Temperature
The randomness dial
A numeric parameter (typically 0–2) that controls how consistent (deterministic) or varied (creative) the LLM's output is.
When generating each token, an LLM assigns probabilities to all possible next tokens. After "Once upon a" → "time" (~70%), "morning" (~5%), "fish" (~0.1%). Temperature reshapes that distribution.
0 = always pick the most likely token (deterministic). Same prompt → same output. 0.7 = mix probabilities moderately (balanced). 1.5+ = boldly sample even low-probability tokens (creative, unpredictable).
Mathematically it's a divisor applied to softmax: probabilities get
rescaled by prob^(1/T). Often used with top-p (nucleus) and top-k
sampling.
Think of a DJ's mixer. 0 = single track, same song forever. 0.7 = multiple tracks, smooth mix. 1.5 = random samples from 30 channels, experimental but sometimes chaotic. Same library, different output.
You're building a classification API: tag the user message as "spam | normal | urgent". Use T = 0 — the same input must always produce the same label, otherwise you can't write tests.
Creative writing: suggest blog intros. Use T = 0.8 — each call yields a fresh opening with different tone. With T = 0 you'd get the same cliché every time.

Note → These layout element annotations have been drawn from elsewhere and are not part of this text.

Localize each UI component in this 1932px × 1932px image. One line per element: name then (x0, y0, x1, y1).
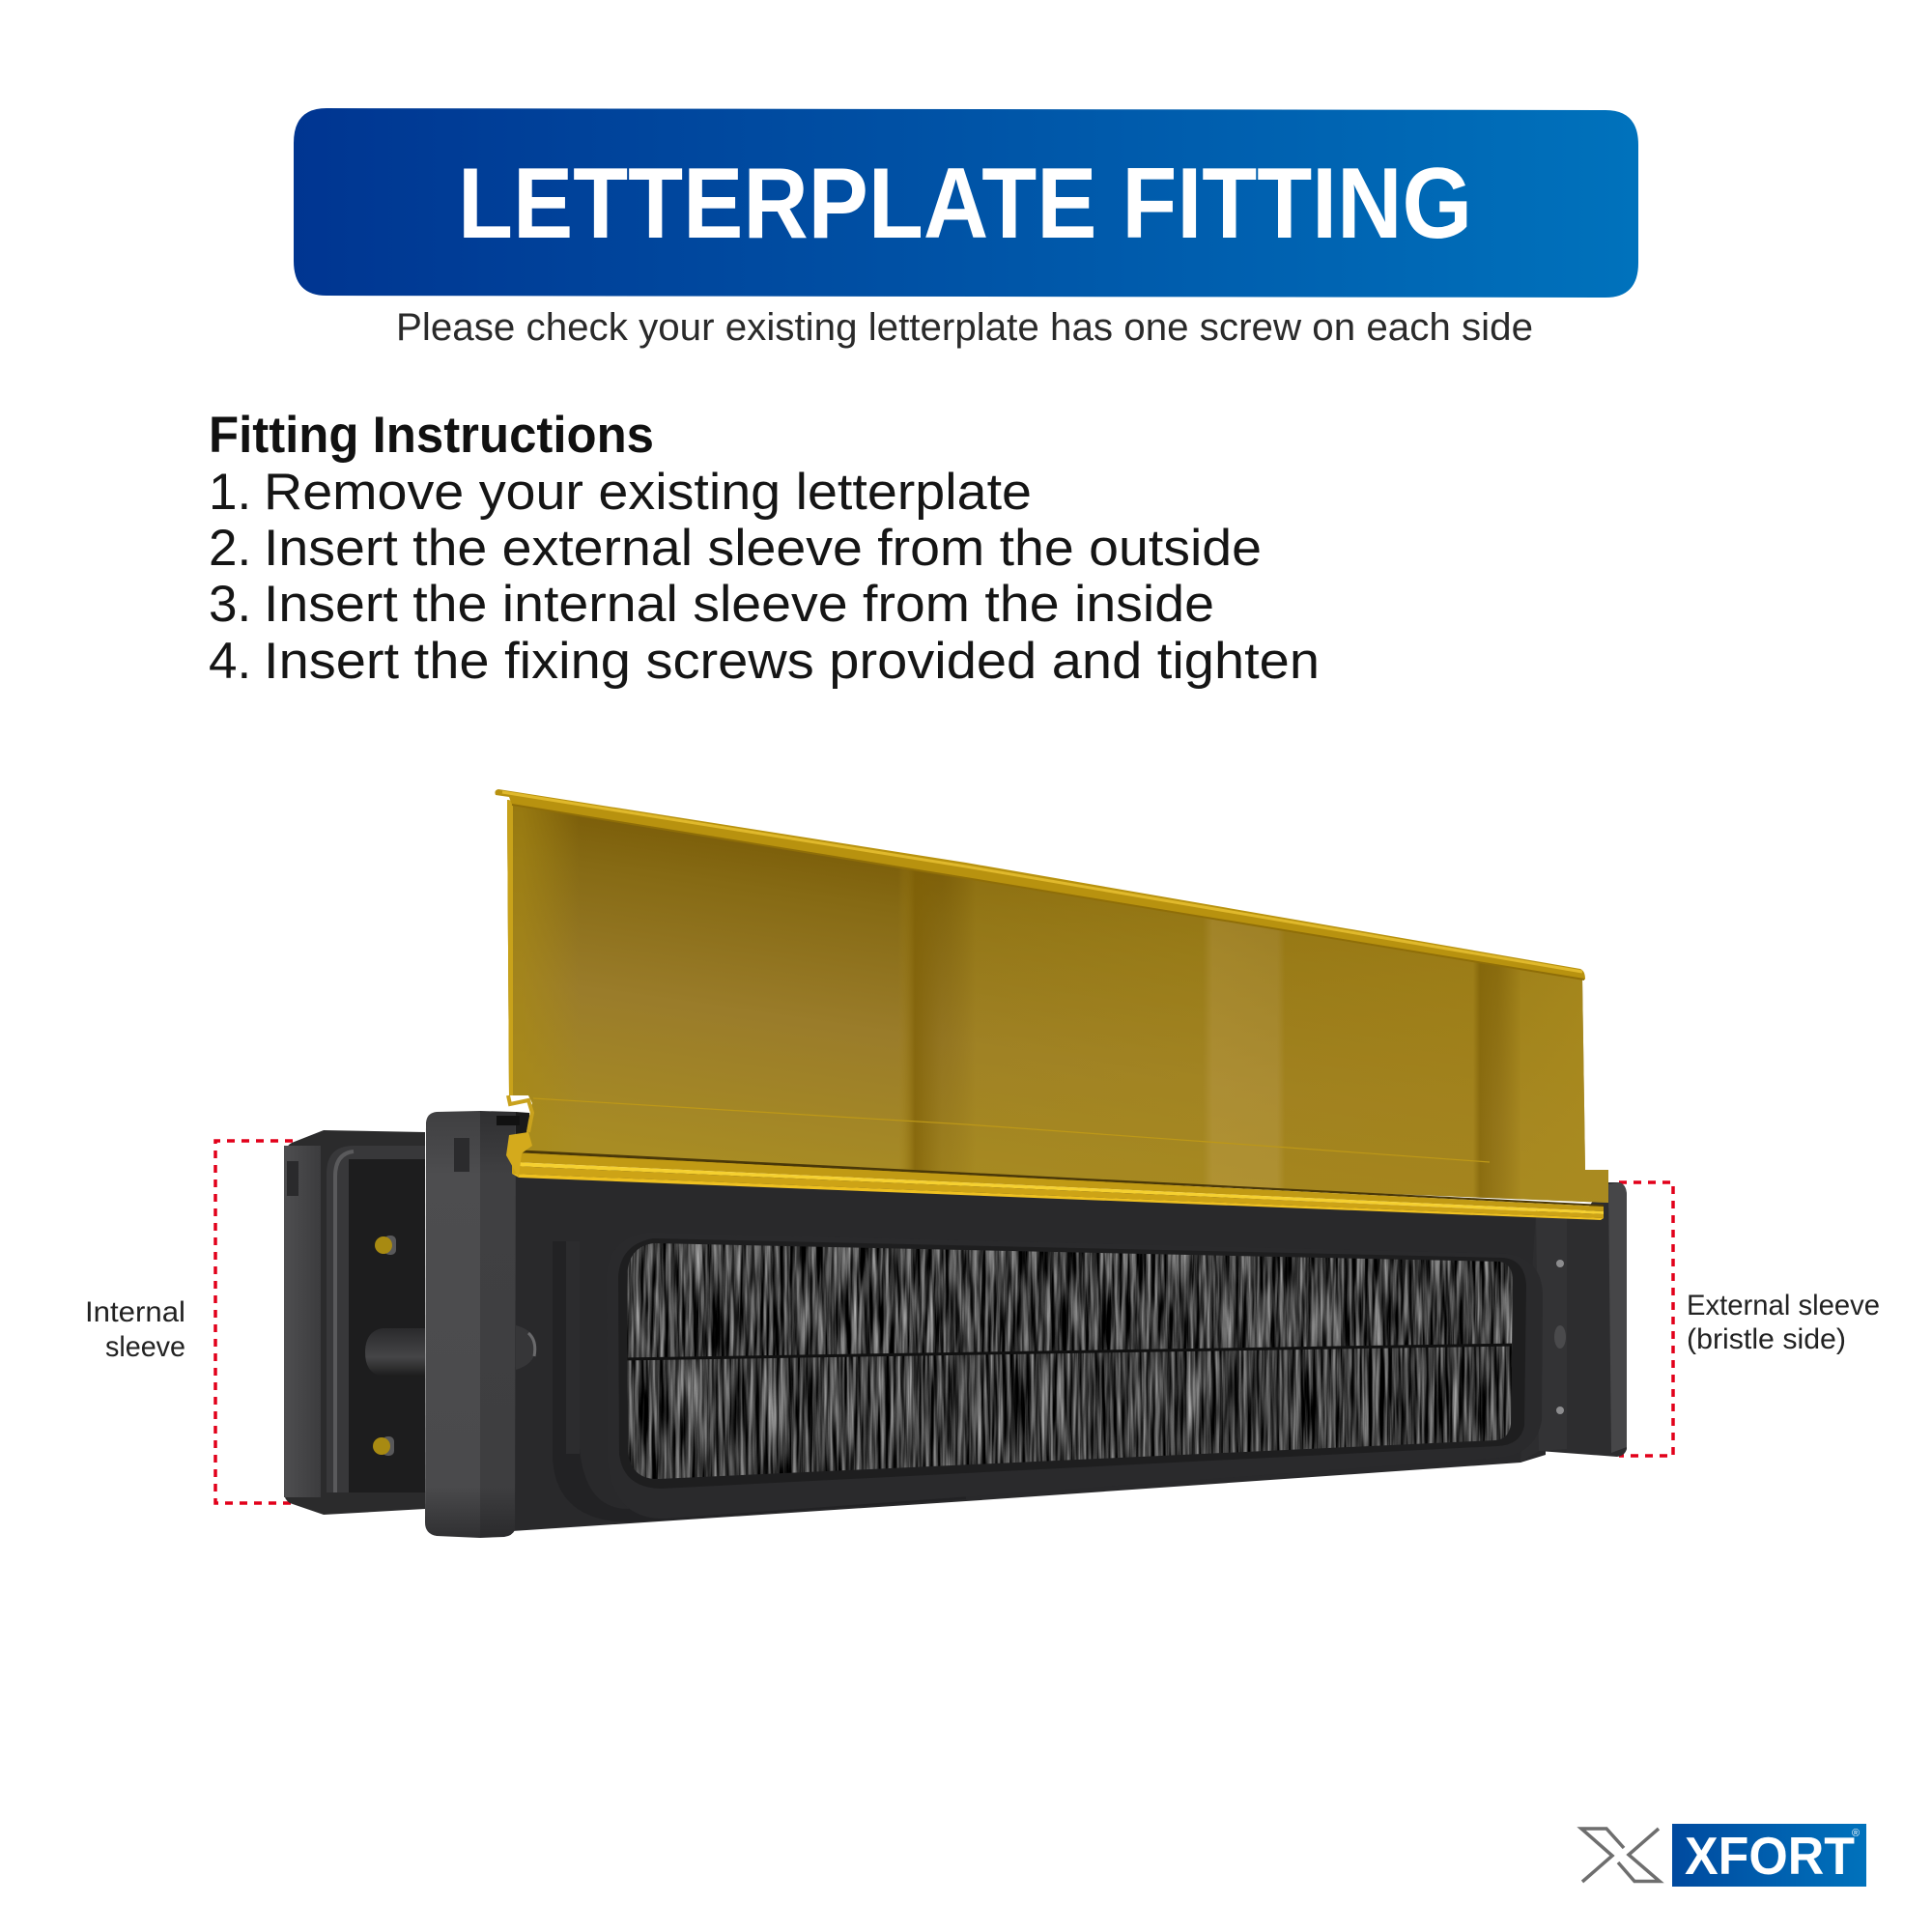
internal sleeve front post (425, 1111, 529, 1538)
hinge rail (506, 1132, 1604, 1220)
step 4: 4. (209, 633, 251, 690)
internal sleeve label: Internal (85, 1296, 185, 1328)
title banner (294, 108, 1638, 298)
external sleeve front plate (512, 1164, 1627, 1531)
brush surround (607, 1233, 1543, 1519)
fitting instructions (209, 407, 1320, 690)
flap panel shading (507, 792, 1613, 1217)
subtitle: Please check your existing letterplate has one screw on each side (396, 306, 1533, 349)
step 1: 1. (209, 464, 251, 521)
internal sleeve bracket (215, 1141, 293, 1503)
external sleeve label (1687, 1290, 1880, 1355)
logo wordmark: XFORT (1685, 1826, 1855, 1886)
right end piece (1520, 1182, 1627, 1463)
step 2: Insert the external sleeve from the outside (264, 520, 1262, 577)
xfort logo (1581, 1824, 1866, 1887)
letterplate product illustration (284, 789, 1627, 1538)
external sleeve label: (bristle side) (1687, 1323, 1846, 1355)
step 3: 3. (209, 576, 251, 633)
banner background (294, 108, 1638, 298)
registered mark: ® (1852, 1828, 1860, 1839)
top lip (495, 789, 1585, 980)
step 4: Insert the fixing screws provided and tighten (264, 633, 1320, 690)
gold flap (495, 789, 1613, 1220)
internal sleeve back block (284, 1130, 425, 1515)
bristle brush (618, 1236, 1521, 1488)
step 1: Remove your existing letterplate (264, 464, 1032, 521)
instructions heading: Fitting Instructions (209, 407, 654, 464)
fixing post shaft (365, 1328, 425, 1377)
logo wordmark box (1672, 1824, 1866, 1887)
flap hook (508, 1095, 532, 1132)
internal sleeve label: sleeve (105, 1331, 185, 1363)
internal sleeve label (85, 1296, 185, 1363)
screw hole lower (373, 1436, 394, 1456)
outer flange (553, 1241, 966, 1522)
external sleeve bracket (1619, 1182, 1673, 1456)
flap panel (507, 800, 1608, 1203)
external sleeve label: External sleeve (1687, 1290, 1880, 1321)
step 2: 2. (209, 520, 251, 577)
screw hole upper (375, 1236, 396, 1255)
logo x mark (1581, 1829, 1660, 1882)
side fixing screw (516, 1325, 536, 1370)
title: LETTERPLATE FITTING (458, 148, 1472, 260)
step 3: Insert the internal sleeve from the inside (264, 576, 1214, 633)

- Deterministic output required: classification, extraction, structured output → T ≈ 0
- Factual Q&A → T ≈ 0.2
- General chat, help, explanation → T ≈ 0.7
- Creative writing, brainstorm, variety → T ≈ 0.9–1.2
- Setting T = 0 and complaining 'why is it always the same answer' (that's the point)
- Setting T = 2 and complaining 'the answer is gibberish' (too high = nonsense token stream)
- Treating it as a 'creativity' knob — creative ideas come from prompts and examples, T is just a fine-tuning
Temperature ≠ creativity
Higher T gives more varied output, not more creative output. For creative results, use a strong prompt with examples first; tweak T only after.
Forgetting seed for reproducibility
T = 0 alone isn't enough on some models — you also need a seed parameter (OpenAI supports it, Anthropic doesn't).
Hallucinations spike at high T
T > 1.0 pushes the model toward low-probability (often wrong) tokens. Hallucination rate climbs dramatically.